Anche in Africa la jihad arruola le donne, che pur non esercitando ruoli di rilievo decidono di abbracciare l’ideologia salafita. Un nuovo libro, pubblicato da Start InSight e scritto dal giornalista Marco Cochi, approfondisce le motivazioni e le aspirazioni che spingono migliaia di giovani e talvolta giovanissime a compiere una scelta che trasformerà la loro esistenza.
Nel suo nuovo volume (scaricabile gratuitamente a questo link), Cochi, già autore di due saggi sull’evoluzione della minaccia del terrorismo islamista in Africa e analista per l’Osservatorio sul radicalismo e il contrasto al terrorismo (ReaCT) e per il think tank di geopolitica trentino “Il Nodo di Gordio”, parte dal presupposto che per comprendere meglio i processi di radicalizzazione è necessario fare il punto sul pregiudizio di genere tra le donne che abbracciano il jihadismo.
Per introdurre l’argomento, l’autore parte da lontano ricordando il ruolo chiave che nel XIX secolo alcune donne hanno avuto nelle organizzazioni estremiste violente. Tra tutte, la rivoluzionaria anarchica russa Vera Ivanovna Zasulich, la prima donna processata per terrorismo, che il 24 gennaio 1878 attentò alla vita del tirannico governatore di San Pietroburgo, il generale Fëdor Fëdorovic Trepov. Da allora, l’autore spiega che “la partecipazione delle donne al terrorismo può essere considerata una progressione naturale rispetto al loro coinvolgimento nelle lotte radicali e rivoluzionarie del passato”.
Nella sua disamina, Cochi spiega come le donne africane non siano direttamente impegnate sul campo di battaglia, pur svolgendo ruoli determinanti per il supporto del gruppo, come quello di spia, staffetta e addetta al reclutamento, oppure vengono impiegate in mansioni più pratiche come cuoca o lavandaia. Mentre i leader dei gruppi estremisti africani hanno spesso sottolineato nei loro comunicati l’importanza del ruolo delle donne come mogli e madri, determinanti per crescere i bambini secondo i dettami dell’islam radicale. Senza contare che le donne svolgono un ruolo di rilievo nella propagazione e diffusione dell’ideologia convincendo altre donne ad entrare a far parte del gruppo.

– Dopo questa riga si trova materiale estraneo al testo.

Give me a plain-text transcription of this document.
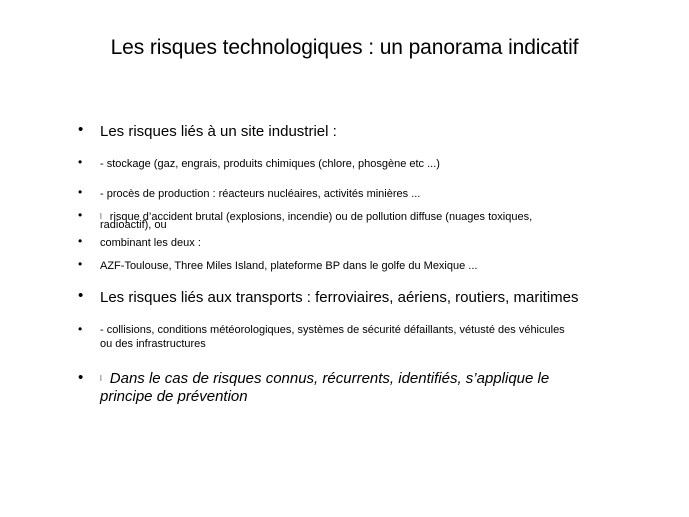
Les risques technologiques : un panorama indicatif
• Les risques liés à un site industriel :
• - stockage (gaz, engrais, produits chimiques (chlore, phosgène etc ...)
• - procès de production : réacteurs nucléaires, activités minières ...
• l risque d’accident brutal (explosions, incendie) ou de pollution diffuse (nuages toxiques,
radioactif), ou
• combinant les deux :
• AZF-Toulouse, Three Miles Island, plateforme BP dans le golfe du Mexique ...
• Les risques liés aux transports : ferroviaires, aériens, routiers, maritimes
• - collisions, conditions météorologiques, systèmes de sécurité défaillants, vétusté des véhicules
ou des infrastructures
• l Dans le cas de risques connus, récurrents, identifiés, s’applique le
principe de prévention
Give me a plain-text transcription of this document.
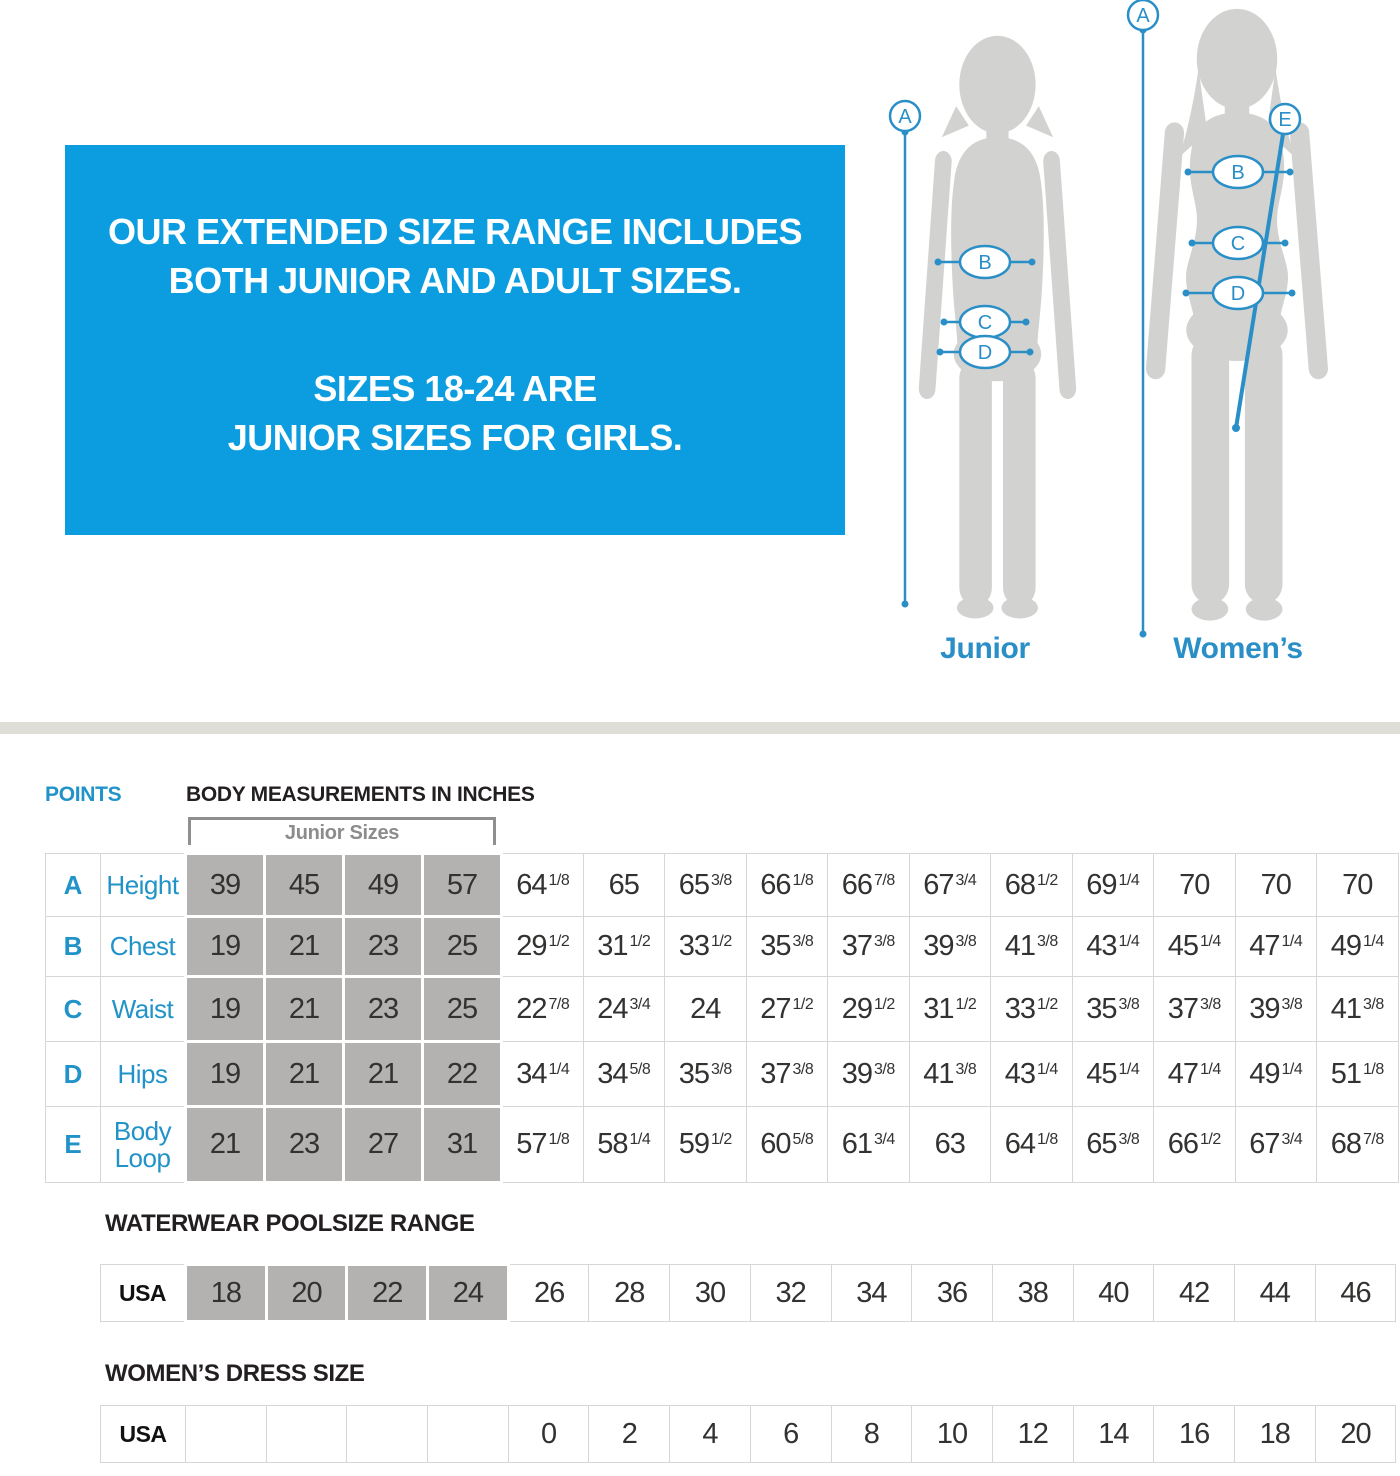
OUR EXTENDED SIZE RANGE INCLUDES
BOTH JUNIOR AND ADULT SIZES.
SIZES 18-24 ARE
JUNIOR SIZES FOR GIRLS.
A
B
C
D
A
B
C
D
E
Junior	Women’s
POINTS	BODY MEASUREMENTS IN INCHES
Junior Sizes
A	Height	39	45	49	57	64 $^{1/8}$	65	65 $^{3/8}$	66 $^{1/8}$	66 $^{7/8}$	67 $^{3/4}$	68 $^{1/2}$	69 $^{1/4}$	70	70	70
B	Chest	19	21	23	25	29 $^{1/2}$	31 $^{1/2}$	33 $^{1/2}$	35 $^{3/8}$	37 $^{3/8}$	39 $^{3/8}$	41 $^{3/8}$	43 $^{1/4}$	45 $^{1/4}$	47 $^{1/4}$	49 $^{1/4}$
C	Waist	19	21	23	25	22 $^{7/8}$	24 $^{3/4}$	24	27 $^{1/2}$	29 $^{1/2}$	31 $^{1/2}$	33 $^{1/2}$	35 $^{3/8}$	37 $^{3/8}$	39 $^{3/8}$	41 $^{3/8}$
D	Hips	19	21	21	22	34 $^{1/4}$	34 $^{5/8}$	35 $^{3/8}$	37 $^{3/8}$	39 $^{3/8}$	41 $^{3/8}$	43 $^{1/4}$	45 $^{1/4}$	47 $^{1/4}$	49 $^{1/4}$	51 $^{1/8}$
E	Body Loop	21	23	27	31	57 $^{1/8}$	58 $^{1/4}$	59 $^{1/2}$	60 $^{5/8}$	61 $^{3/4}$	63	64 $^{1/8}$	65 $^{3/8}$	66 $^{1/2}$	67 $^{3/4}$	68 $^{7/8}$
WATERWEAR POOLSIZE RANGE
USA	18	20	22	24	26	28	30	32	34	36	38	40	42	44	46
WOMEN’S DRESS SIZE
USA					0	2	4	6	8	10	12	14	16	18	20
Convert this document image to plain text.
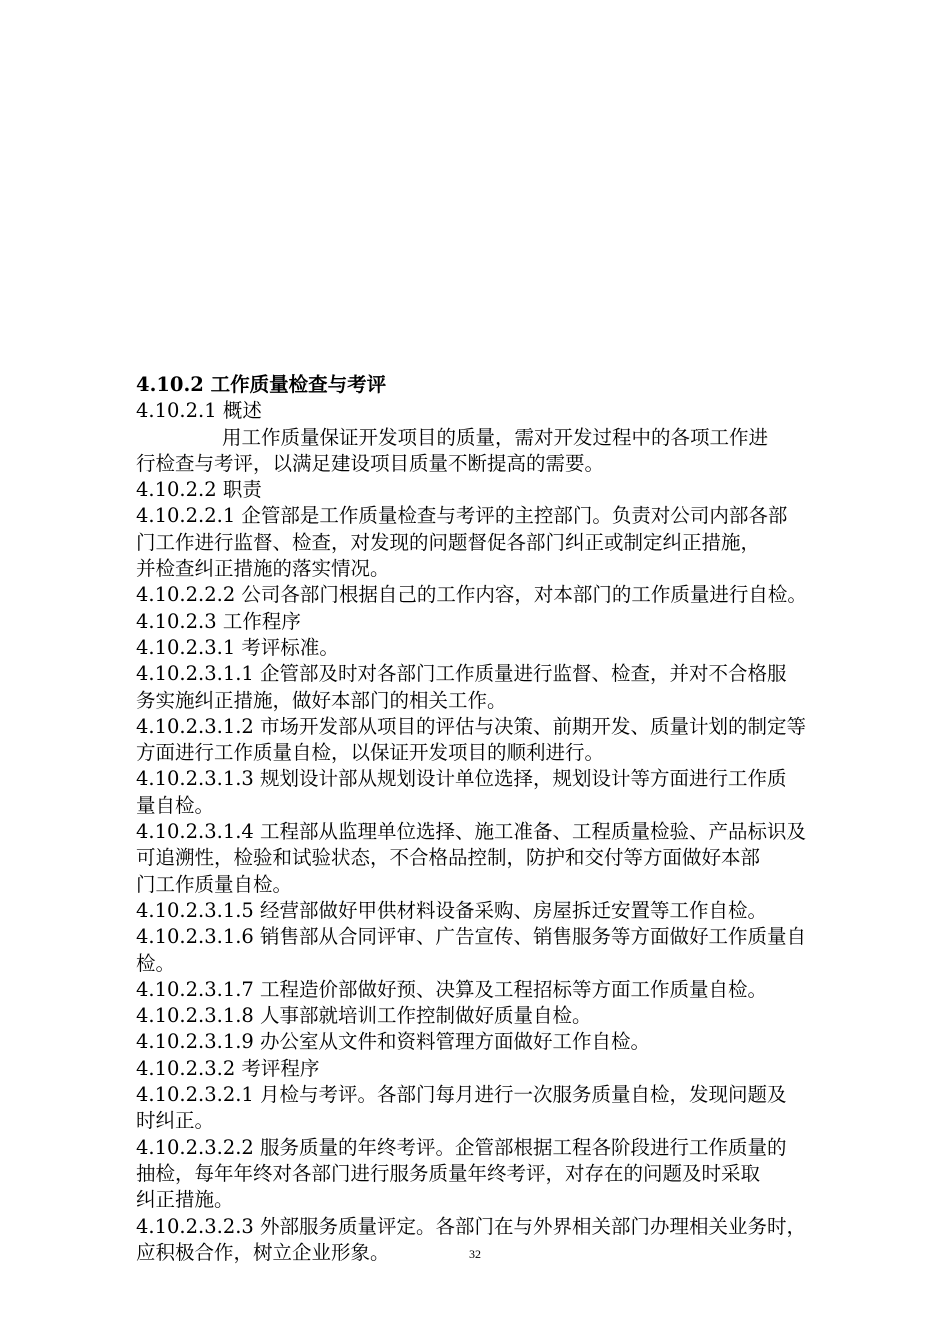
4.10.2 工作质量检查与考评
4.10.2.1 概述
用工作质量保证开发项目的质量，需对开发过程中的各项工作进
行检查与考评，以满足建设项目质量不断提高的需要。
4.10.2.2 职责
4.10.2.2.1 企管部是工作质量检查与考评的主控部门。负责对公司内部各部
门工作进行监督、检查，对发现的问题督促各部门纠正或制定纠正措施，
并检查纠正措施的落实情况。
4.10.2.2.2 公司各部门根据自己的工作内容，对本部门的工作质量进行自检。
4.10.2.3 工作程序
4.10.2.3.1 考评标准。
4.10.2.3.1.1 企管部及时对各部门工作质量进行监督、检查，并对不合格服
务实施纠正措施，做好本部门的相关工作。
4.10.2.3.1.2 市场开发部从项目的评估与决策、前期开发、质量计划的制定等
方面进行工作质量自检，以保证开发项目的顺利进行。
4.10.2.3.1.3 规划设计部从规划设计单位选择，规划设计等方面进行工作质
量自检。
4.10.2.3.1.4 工程部从监理单位选择、施工准备、工程质量检验、产品标识及
可追溯性，检验和试验状态，不合格品控制，防护和交付等方面做好本部
门工作质量自检。
4.10.2.3.1.5 经营部做好甲供材料设备采购、房屋拆迁安置等工作自检。
4.10.2.3.1.6 销售部从合同评审、广告宣传、销售服务等方面做好工作质量自
检。
4.10.2.3.1.7 工程造价部做好预、决算及工程招标等方面工作质量自检。
4.10.2.3.1.8 人事部就培训工作控制做好质量自检。
4.10.2.3.1.9 办公室从文件和资料管理方面做好工作自检。
4.10.2.3.2 考评程序
4.10.2.3.2.1 月检与考评。各部门每月进行一次服务质量自检，发现问题及
时纠正。
4.10.2.3.2.2 服务质量的年终考评。企管部根据工程各阶段进行工作质量的
抽检，每年年终对各部门进行服务质量年终考评，对存在的问题及时采取
纠正措施。
4.10.2.3.2.3 外部服务质量评定。各部门在与外界相关部门办理相关业务时，
应积极合作，树立企业形象。	32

Ci sono anche alcune militanti all’interno del gruppo somalo al-Shabaab, che hanno svolto un ruolo attivo nella logistica e nell’esecuzione di attentati. Una tra tutte la convertita britannica Samantha Louise Lewthwaite, conosciuta anche come la “vedova bianca” per aver sposato Abdullah Shaheed Jamal, nome di guerra di Germaine Maurice Lindsay, uno dei quattro shahid di al-Qaeda che il 7 luglio 2005 seminarono morte e terrore a Londra. Dopo la scomparsa del marito, Samantha ha riempito le cronache dei giornali inglesi che la descrivono come la terrorista più ricercata del mondo, tanto da diventare una dei protagonisti di “World’s Most Wanted”, la docu-serie andata in onda la scorsa estate su Netflix. Un’esistenza votata al jihad segnata da quattro figli, tre mariti terroristi e un’interminabile latitanza, che il libro ripercorre con dovizia di particolari.
Il testo mette inoltre in rilievo anche il fatto che diventare estremiste può essere considerata una forma di emancipazione, che rende alle donne più facile staccarsi dalle famiglie d’origine, che in Africa sono in gran parte strutturate sull’autorità patriarcale. Ma questa, purtroppo, si rileverà un’amara illusione, come testimoniano i racconti delle giovani che sono riuscite a fuggire o sono state liberate dal giogo degli estremisti islamici. Racconti che descrivono molteplici stupri e trattamenti brutali da parte dei jihadisti.
Storie drammatiche intrise di dolore, sofferenza, ripetuti abusi sessuali di gruppo e di continui maltrattamenti, mentre molte delle reduci hanno raccontato di essere state ripetutamente costrette a fare uso di droghe, come il khat e il bugizi. Una cruda realtà per chi ha creduto che entrare a far parte di un gruppo jihadista rappresentasse una forma di riscatto sociale e liberazione.